The Surly Steamroller is a nice frame. Bianchi also makes a good bike.


----------



## monogod (Feb 10, 2006)

you want a ready built or roll your own?

gonna ride it year round? put racks on it? fenders? fat tyres? ever want to take it off road?

some of the more common major players...

bianchi san jose or pisa
specialized langster or tricross ss
cannondale capo
redline 925
kona paddy wagon

roll your own with a steamroller, casseroll, cross check, et. al.

ive got a steamroller, langster, and san jose (and numerous old skool conversions) and i cant say enough good about the jose. its light, flickable, huge clearance for fatty tyres and/or fenders (or fatty tyres w/fenders) and you can take it off road too.

san jose



langster is a great bike and surprisingly comfy on the road. (has bullhorns on it now)



steamroller rides really, really nice (hard to beat steel) but is only suited for on road duty.



or find an old road bike on ebay or craigslist and convert it.



you could also get a monkey and run it fixed. fat tyre city fixed riding is a blast! plus you can take it off road for some real mtb fun.

i have a 17/21 dual surly cog on this for easy gear changes (i.e. under 60 seconds). 17 for commuting and 21 for trails. did i mention how incredibly fun this bike is??? :thumbsup:


----------



## ppp2520 (Jan 28, 2008)

thanks man


----------



## robcycle (May 10, 2006)

monogod said:


> ... i cant say enough good about the jose. its light, flickable, huge clearance for fatty tyres and/or fenders (or fatty tyres w/fenders) and you can take it off road too.


 How fatty fat fat can you fit?

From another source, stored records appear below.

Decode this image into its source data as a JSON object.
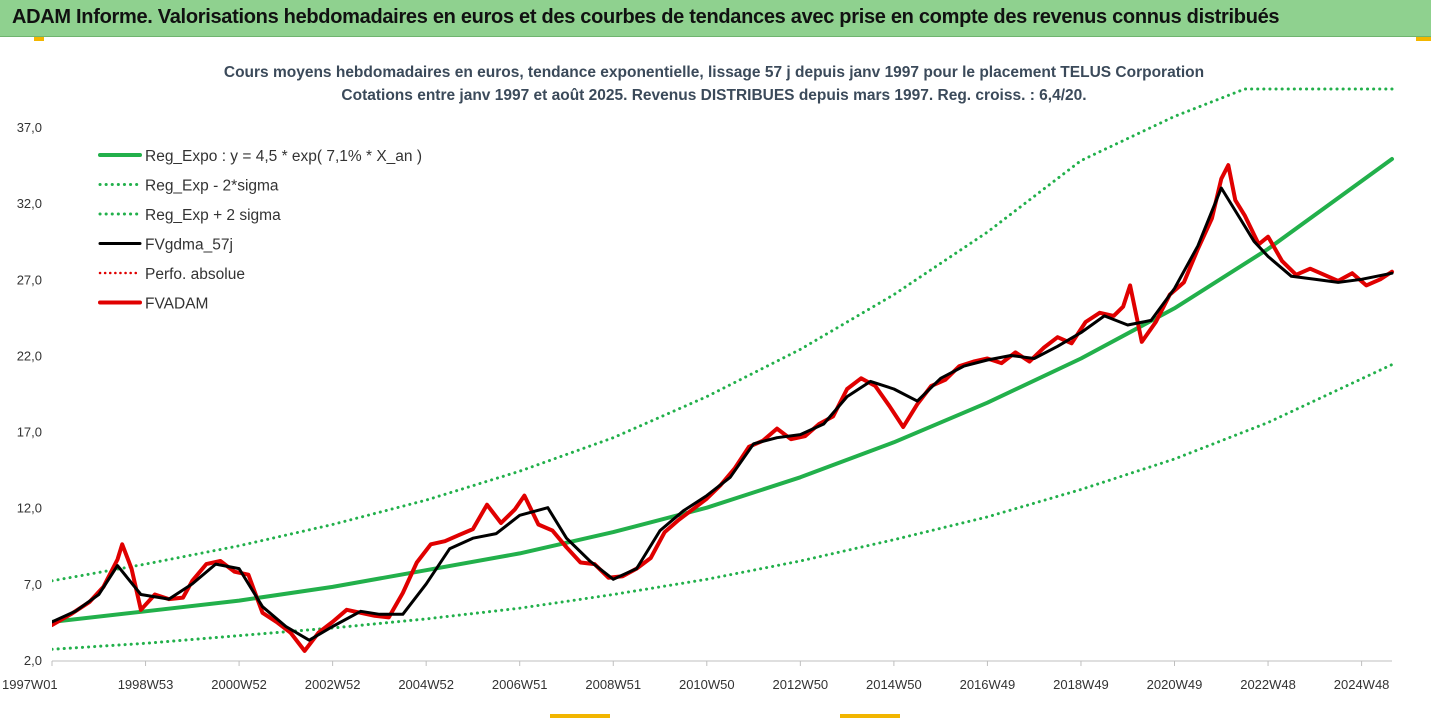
{
  "banner": {
    "title": "ADAM Informe. Valorisations hebdomadaires en euros et des courbes de tendances avec prise en compte des revenus connus distribués"
  },
  "colors": {
    "banner_bg": "#8fd18f",
    "trend": "#22b04b",
    "band": "#22b04b",
    "smoothed": "#000000",
    "perf": "#e00000",
    "fvadam": "#e00000",
    "accent": "#f2b600"
  },
  "chart_data": {
    "type": "line",
    "title": "Cours moyens hebdomadaires en euros, tendance exponentielle, lissage 57 j depuis janv 1997 pour le placement TELUS Corporation",
    "subtitle": "Cotations entre janv 1997 et août 2025. Revenus DISTRIBUES depuis mars 1997. Reg. croiss. : 6,4/20.",
    "xlabel": "",
    "ylabel": "",
    "ylim": [
      2.0,
      39.5
    ],
    "xlim": [
      1997.0,
      2025.65
    ],
    "y_ticks": [
      "2,0",
      "7,0",
      "12,0",
      "17,0",
      "22,0",
      "27,0",
      "32,0",
      "37,0"
    ],
    "y_tick_values": [
      2,
      7,
      12,
      17,
      22,
      27,
      32,
      37
    ],
    "x_ticks": [
      "1997W01",
      "1998W53",
      "2000W52",
      "2002W52",
      "2004W52",
      "2006W51",
      "2008W51",
      "2010W50",
      "2012W50",
      "2014W50",
      "2016W49",
      "2018W49",
      "2020W49",
      "2022W48",
      "2024W48"
    ],
    "x_tick_years": [
      1997.0,
      1999.0,
      2001.0,
      2003.0,
      2005.0,
      2007.0,
      2009.0,
      2011.0,
      2013.0,
      2015.0,
      2017.0,
      2019.0,
      2021.0,
      2023.0,
      2025.0
    ],
    "grid": false,
    "legend_position": "top-left",
    "legend": [
      {
        "label": "Reg_Expo : y = 4,5 * exp( 7,1% *  X_an )",
        "color": "#22b04b",
        "style": "solid",
        "width": 4
      },
      {
        "label": "Reg_Exp - 2*sigma",
        "color": "#22b04b",
        "style": "dotted",
        "width": 3
      },
      {
        "label": "Reg_Exp + 2 sigma",
        "color": "#22b04b",
        "style": "dotted",
        "width": 3
      },
      {
        "label": "FVgdma_57j",
        "color": "#000000",
        "style": "solid",
        "width": 3
      },
      {
        "label": "Perfo. absolue",
        "color": "#e00000",
        "style": "dotted",
        "width": 2.5
      },
      {
        "label": "FVADAM",
        "color": "#e00000",
        "style": "solid",
        "width": 4
      }
    ],
    "series": [
      {
        "name": "Reg_Expo : y = 4,5 * exp( 7,1% *  X_an )",
        "x": [
          1997.0,
          1999.0,
          2001.0,
          2003.0,
          2005.0,
          2007.0,
          2009.0,
          2011.0,
          2013.0,
          2015.0,
          2017.0,
          2019.0,
          2021.0,
          2023.0,
          2025.65
        ],
        "values": [
          4.5,
          5.2,
          5.9,
          6.8,
          7.9,
          9.0,
          10.4,
          12.0,
          14.0,
          16.3,
          18.9,
          21.8,
          25.1,
          29.0,
          34.9
        ]
      },
      {
        "name": "Reg_Exp - 2*sigma",
        "x": [
          1997.0,
          1999.0,
          2001.0,
          2003.0,
          2005.0,
          2007.0,
          2009.0,
          2011.0,
          2013.0,
          2015.0,
          2017.0,
          2019.0,
          2021.0,
          2023.0,
          2025.65
        ],
        "values": [
          2.7,
          3.1,
          3.6,
          4.1,
          4.7,
          5.4,
          6.3,
          7.3,
          8.5,
          9.9,
          11.4,
          13.2,
          15.2,
          17.6,
          21.4
        ]
      },
      {
        "name": "Reg_Exp + 2 sigma",
        "x": [
          1997.0,
          1999.0,
          2001.0,
          2003.0,
          2005.0,
          2007.0,
          2009.0,
          2011.0,
          2013.0,
          2015.0,
          2017.0,
          2019.0,
          2021.0,
          2022.5,
          2025.65
        ],
        "values": [
          7.2,
          8.3,
          9.5,
          10.9,
          12.5,
          14.4,
          16.6,
          19.3,
          22.4,
          26.0,
          30.1,
          34.8,
          37.7,
          39.5,
          39.5
        ]
      },
      {
        "name": "FVgdma_57j",
        "x": [
          1997.0,
          1997.5,
          1998.0,
          1998.4,
          1998.9,
          1999.5,
          2000.0,
          2000.5,
          2001.0,
          2001.5,
          2002.0,
          2002.5,
          2003.0,
          2003.6,
          2004.0,
          2004.5,
          2005.0,
          2005.5,
          2006.0,
          2006.5,
          2007.0,
          2007.6,
          2008.0,
          2008.5,
          2009.0,
          2009.5,
          2010.0,
          2010.5,
          2011.0,
          2011.5,
          2012.0,
          2012.5,
          2013.0,
          2013.5,
          2014.0,
          2014.5,
          2015.0,
          2015.5,
          2016.0,
          2016.5,
          2017.0,
          2017.5,
          2018.0,
          2018.5,
          2019.0,
          2019.5,
          2020.0,
          2020.5,
          2021.0,
          2021.5,
          2022.0,
          2022.4,
          2022.7,
          2023.0,
          2023.5,
          2024.0,
          2024.5,
          2025.0,
          2025.65
        ],
        "values": [
          4.5,
          5.2,
          6.3,
          8.2,
          6.3,
          6.0,
          7.0,
          8.3,
          8.0,
          5.5,
          4.2,
          3.3,
          4.2,
          5.2,
          5.0,
          5.0,
          7.0,
          9.3,
          10.0,
          10.3,
          11.5,
          12.0,
          10.0,
          8.5,
          7.3,
          8.0,
          10.5,
          11.8,
          12.8,
          14.0,
          16.2,
          16.6,
          16.8,
          17.5,
          19.3,
          20.3,
          19.8,
          19.0,
          20.5,
          21.3,
          21.7,
          22.0,
          21.8,
          22.6,
          23.5,
          24.6,
          24.0,
          24.3,
          26.4,
          29.2,
          33.0,
          31.0,
          29.5,
          28.5,
          27.2,
          27.0,
          26.8,
          27.0,
          27.4
        ]
      },
      {
        "name": "FVADAM",
        "x": [
          1997.0,
          1997.4,
          1997.8,
          1998.1,
          1998.4,
          1998.5,
          1998.7,
          1998.9,
          1999.2,
          1999.5,
          1999.8,
          2000.0,
          2000.3,
          2000.6,
          2000.9,
          2001.2,
          2001.5,
          2001.8,
          2002.1,
          2002.4,
          2002.7,
          2003.0,
          2003.3,
          2003.6,
          2003.9,
          2004.2,
          2004.5,
          2004.8,
          2005.1,
          2005.4,
          2005.7,
          2006.0,
          2006.3,
          2006.6,
          2006.9,
          2007.1,
          2007.4,
          2007.7,
          2008.0,
          2008.3,
          2008.6,
          2008.9,
          2009.2,
          2009.5,
          2009.8,
          2010.1,
          2010.4,
          2010.7,
          2011.0,
          2011.3,
          2011.6,
          2011.9,
          2012.2,
          2012.5,
          2012.8,
          2013.1,
          2013.4,
          2013.7,
          2014.0,
          2014.3,
          2014.6,
          2014.9,
          2015.2,
          2015.5,
          2015.8,
          2016.1,
          2016.4,
          2016.7,
          2017.0,
          2017.3,
          2017.6,
          2017.9,
          2018.2,
          2018.5,
          2018.8,
          2019.1,
          2019.4,
          2019.7,
          2019.9,
          2020.05,
          2020.3,
          2020.6,
          2020.9,
          2021.2,
          2021.5,
          2021.8,
          2022.0,
          2022.15,
          2022.3,
          2022.5,
          2022.8,
          2023.0,
          2023.3,
          2023.6,
          2023.9,
          2024.2,
          2024.5,
          2024.8,
          2025.1,
          2025.4,
          2025.65
        ],
        "values": [
          4.3,
          5.0,
          5.8,
          6.8,
          8.6,
          9.6,
          8.0,
          5.3,
          6.3,
          6.0,
          6.1,
          7.2,
          8.3,
          8.5,
          7.8,
          7.6,
          5.1,
          4.5,
          3.8,
          2.6,
          3.8,
          4.5,
          5.3,
          5.1,
          4.9,
          4.8,
          6.4,
          8.4,
          9.6,
          9.8,
          10.2,
          10.6,
          12.2,
          11.0,
          11.9,
          12.8,
          10.9,
          10.5,
          9.4,
          8.4,
          8.3,
          7.4,
          7.5,
          8.0,
          8.7,
          10.4,
          11.2,
          11.9,
          12.6,
          13.5,
          14.6,
          16.0,
          16.4,
          17.2,
          16.5,
          16.7,
          17.5,
          18.0,
          19.8,
          20.5,
          20.0,
          18.7,
          17.3,
          18.8,
          20.0,
          20.4,
          21.3,
          21.6,
          21.8,
          21.5,
          22.2,
          21.6,
          22.5,
          23.2,
          22.8,
          24.2,
          24.8,
          24.6,
          25.2,
          26.6,
          22.9,
          24.2,
          26.0,
          26.8,
          29.0,
          31.0,
          33.6,
          34.5,
          32.2,
          31.2,
          29.3,
          29.8,
          28.2,
          27.3,
          27.7,
          27.3,
          26.9,
          27.4,
          26.6,
          27.0,
          27.5
        ]
      }
    ]
  }
}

When I get out of school I want to build up a monstercross bike. Fixed, 42+ mm tires, disc up front. Something I can ride to work on a rainy/snowy day and switch the gearing to tear up the trail. No interest in racing, just having fun. So, the 'Jose the bike for this?

-Rob.


----------



## nspace (May 25, 2006)

I picked up a Steelwool sweet city ss as my commuter.

Steel frame, pewter coloured Steelwool hubs (flip-flop rear), tensions with EBB (would probably prefer trackends. Has enough clearance for cross tires too.










IMO, I find all the Langster's to be super tacky looking with all the city themed paint schemes.


----------



## Schmucker (Aug 23, 2007)

IRO is probably the best bang of the buck. I have a Mark V. Good hubs, wheels, cranks, bottom bracket. Cheaper FSA headset. Cheap stem, saddle, seat post, handlebars. But those things are easy to swap if they bother you, but none are not strong enough, Tires will wear out fast and are prone to flats. For $590 to your door it's a deal. If you want some more tire clearance there should be some Rob Roy framesets arriving the first week of March.


----------



## mtbdee (Jan 31, 2005)

The On One Il Pompino is pretty nice, still rockin' my grey one. Clearance in the rear is OK (up to 35mm I believe?) and it's a fun 'cross bike too (FW). I can't race 'cross fixed though, it would likely be an uglier sight than it already is.


----------



## madcap (May 26, 2007)

Swobo Sanchez









Origin-8 Uno


----------



## joeleitz (Mar 1, 2010)

Here is a great site for customizable fixed gear bikes that are under $500. They build the bikes using components that you choose and you can pick your own color combination as well. Great city bikes -one would be awesome for a 7 mile ride to work each day.



ppp2520 said:


> i try to get a fixed gear bike to replace my toyota cause i got a new job next week only 7miles from home . i only know IRO any brand recommend? thanks:thumbsup:


----------



## umarth (Dec 5, 2007)

The OP should narrow down his wants for his bike. I have a Soma Rush, which is fantastic, but it is not going to take racks or fenders or fat tires. But I also have a rockhopper with a Tomicog and it does everything at 90% of the speed...

So fat tires, utility, road geometry...?


----------